I recently ﬁnished A Friend of the Family by Lauren Grodstein, and unlike my other reviews I am taking a few days to digest the book before I write my review.
Here is what Goodreads has to say:
Pete Dizinoff has spent years working toward a life that would be, by all measures, deemed successful. A skilled internist, heʼs built a thriving practice in suburban New Jersey. He has a devoted wife, a network of close friends, and an impressive house, and most important, he has a son, Alec, on whom heʼs pinned all his hopes. Pete has afforded Alec every opportunity, bailed him out of close calls with the law, and even ensured his acceptance into a good college.
But Pete never counted on the wild card: Laura, his best friend’s daughter—ten years older than Alec, irresistibly beautiful, with a past so shocking that itʼs never spoken of. When Laura sets her sights on Alec, Pete sees his plans for his son not just unraveling but being destroyed completely. Believing he has only the best of intentions, he sets out
to derail this romance and rescue his son. He could never have foreseen how his whole world would shatter in the process.
Lauren Grodstein delivers a riveting story in the tradition of The Ice Storm, American Beauty, and Little Children, charting a father’s fall from grace as he struggles to save his family, his reputation, and himself.

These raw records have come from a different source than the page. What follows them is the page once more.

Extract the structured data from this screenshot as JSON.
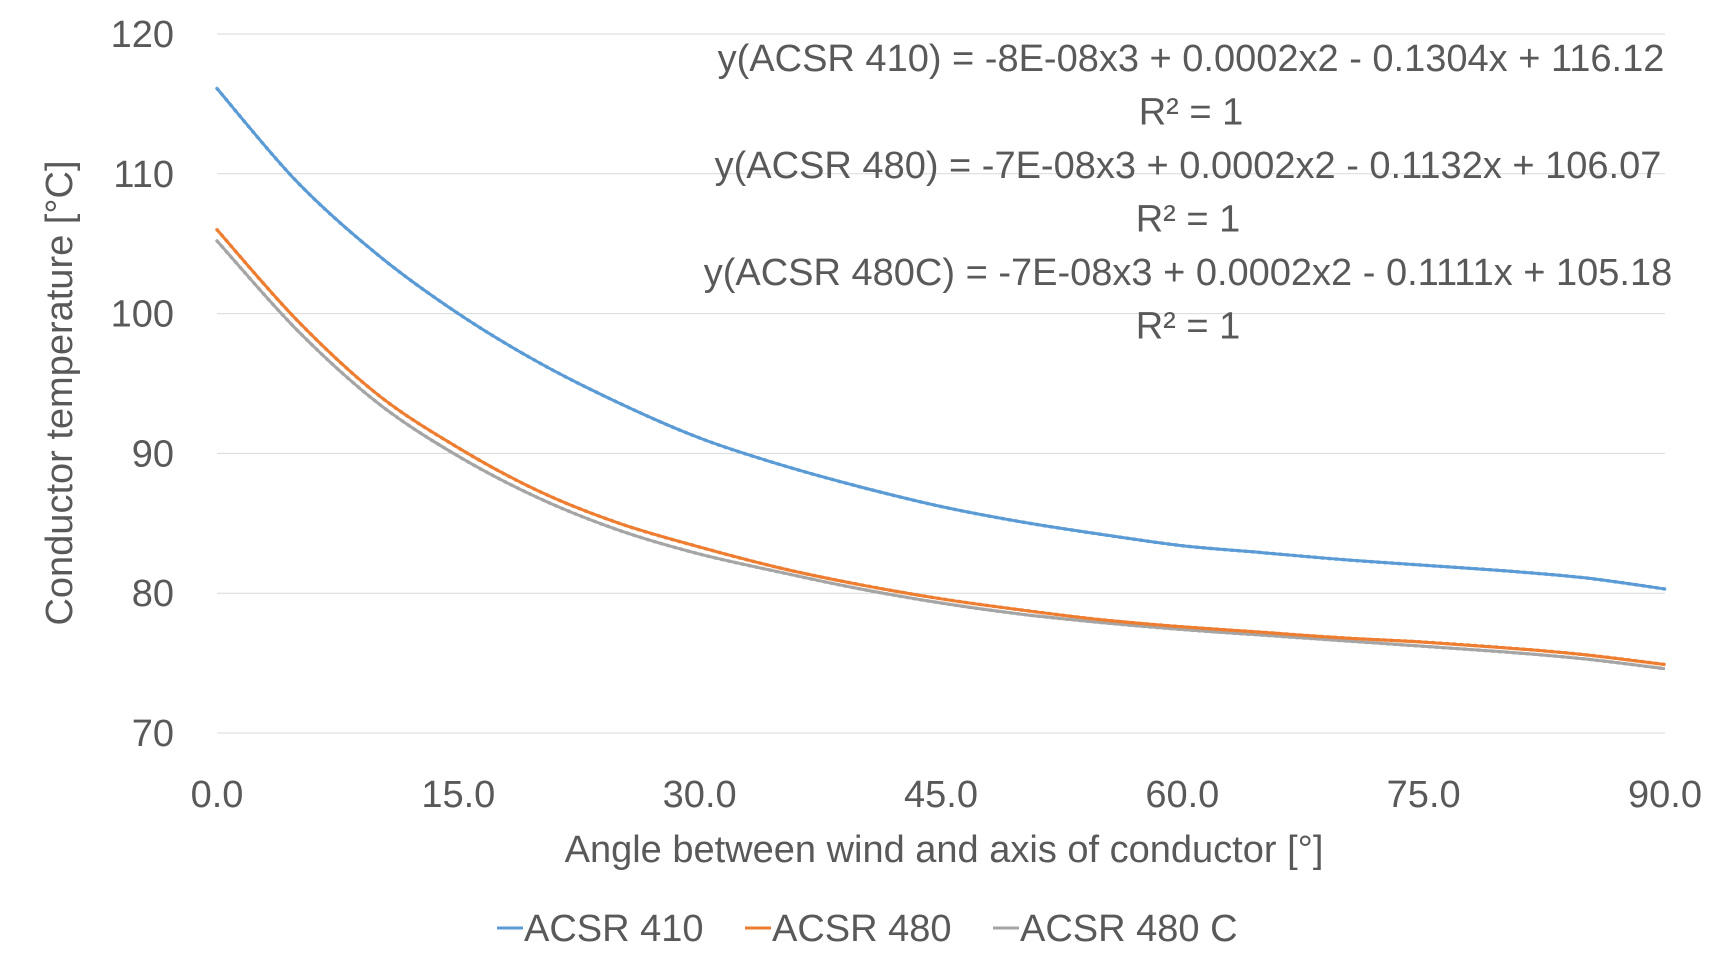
{
  "chart_data": {
    "type": "line",
    "title": "",
    "xlabel": "Angle between wind and axis of conductor [°]",
    "ylabel": "Conductor temperature [°C]",
    "xlim": [
      0,
      90
    ],
    "ylim": [
      70,
      120
    ],
    "x_ticks": [
      "0.0",
      "15.0",
      "30.0",
      "45.0",
      "60.0",
      "75.0",
      "90.0"
    ],
    "y_ticks": [
      "70",
      "80",
      "90",
      "100",
      "110",
      "120"
    ],
    "grid": "horizontal",
    "legend_position": "bottom",
    "x": [
      0,
      5,
      10,
      15,
      20,
      25,
      30,
      35,
      40,
      45,
      50,
      55,
      60,
      65,
      70,
      75,
      80,
      85,
      90
    ],
    "series": [
      {
        "name": "ACSR 410",
        "color": "#5b9bd5",
        "values": [
          116.1,
          109.4,
          104.2,
          100.0,
          96.5,
          93.6,
          91.1,
          89.2,
          87.6,
          86.2,
          85.1,
          84.2,
          83.4,
          82.9,
          82.4,
          82.0,
          81.6,
          81.1,
          80.3
        ]
      },
      {
        "name": "ACSR 480",
        "color": "#ed7d31",
        "values": [
          106.0,
          99.5,
          94.2,
          90.4,
          87.3,
          85.0,
          83.3,
          81.8,
          80.6,
          79.6,
          78.8,
          78.1,
          77.6,
          77.2,
          76.8,
          76.5,
          76.1,
          75.6,
          74.9
        ]
      },
      {
        "name": "ACSR 480 C",
        "color": "#a5a5a5",
        "values": [
          105.2,
          98.8,
          93.6,
          89.8,
          86.8,
          84.5,
          82.8,
          81.5,
          80.3,
          79.3,
          78.5,
          77.9,
          77.4,
          77.0,
          76.6,
          76.2,
          75.8,
          75.3,
          74.6
        ]
      }
    ],
    "annotations": [
      "y(ACSR 410) = -8E-08x3 + 0.0002x2 - 0.1304x + 116.12",
      "R² = 1",
      "y(ACSR 480) = -7E-08x3 + 0.0002x2 - 0.1132x + 106.07",
      "R² = 1",
      "y(ACSR 480C) = -7E-08x3 + 0.0002x2 - 0.1111x + 105.18",
      "R² = 1"
    ]
  }
}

This was a beautifully written book. It really captured me as a reader. I actually read about half of it, and I couldn’t decide how I felt about it, so I went to put it aside for a few days. I found myself wondering, what was going to happen with Pete, and what was Alec going to screw up next (side note: Alec drove me crazy, seriously buddy, get over your spoiled self). I ﬁnished the rest of it in just a few days’ time.
The author does an amazing job of describing life as it may truly happen in a suburban New Jersey neighborhood, and its heart-wrenching to read about their lives as they are completely derailed. You can’t help but think about the fact that all this man ever wanted for himself and his family was a peaceful, happy life (something I think that everyone wants, even if their deﬁnitions vary).
The ending was not what I was expecting, but I don’t want to put what I was expecting so I donʼt sway your thinking if you choose to read it (my prediction was actually pretty ridiculous when I think about it now). I know that I donʼt always read the most sophisticated books (coughTrueBloodcoughteenlitcough) but I loved reading this.
It made me think about more than what was just on the pages of the book. I wasn’t a huge fan of the chronological jumps, it was sometimes hard to remember which events appened when, but there was always a well-placed maker within the ﬁrst few paragraphs that helped you to place it in time.
In keeping with my new tradition, I added another Operation Beautiful note into the book. I made this one a little less gender- and age-specific because I could see a variety of people picking up the book.
What I am reading now: The Violets of March by Sarah Jio and Naturally Thin by Bethenny Frankel (I usually donʼt like reading two books at once, but I needed to break up the nonﬁctionness with some fun ﬁction… and I have been super impatient about reading Sarahʼs book haha.)
If you have read the book, what did you think? What are you currently reading?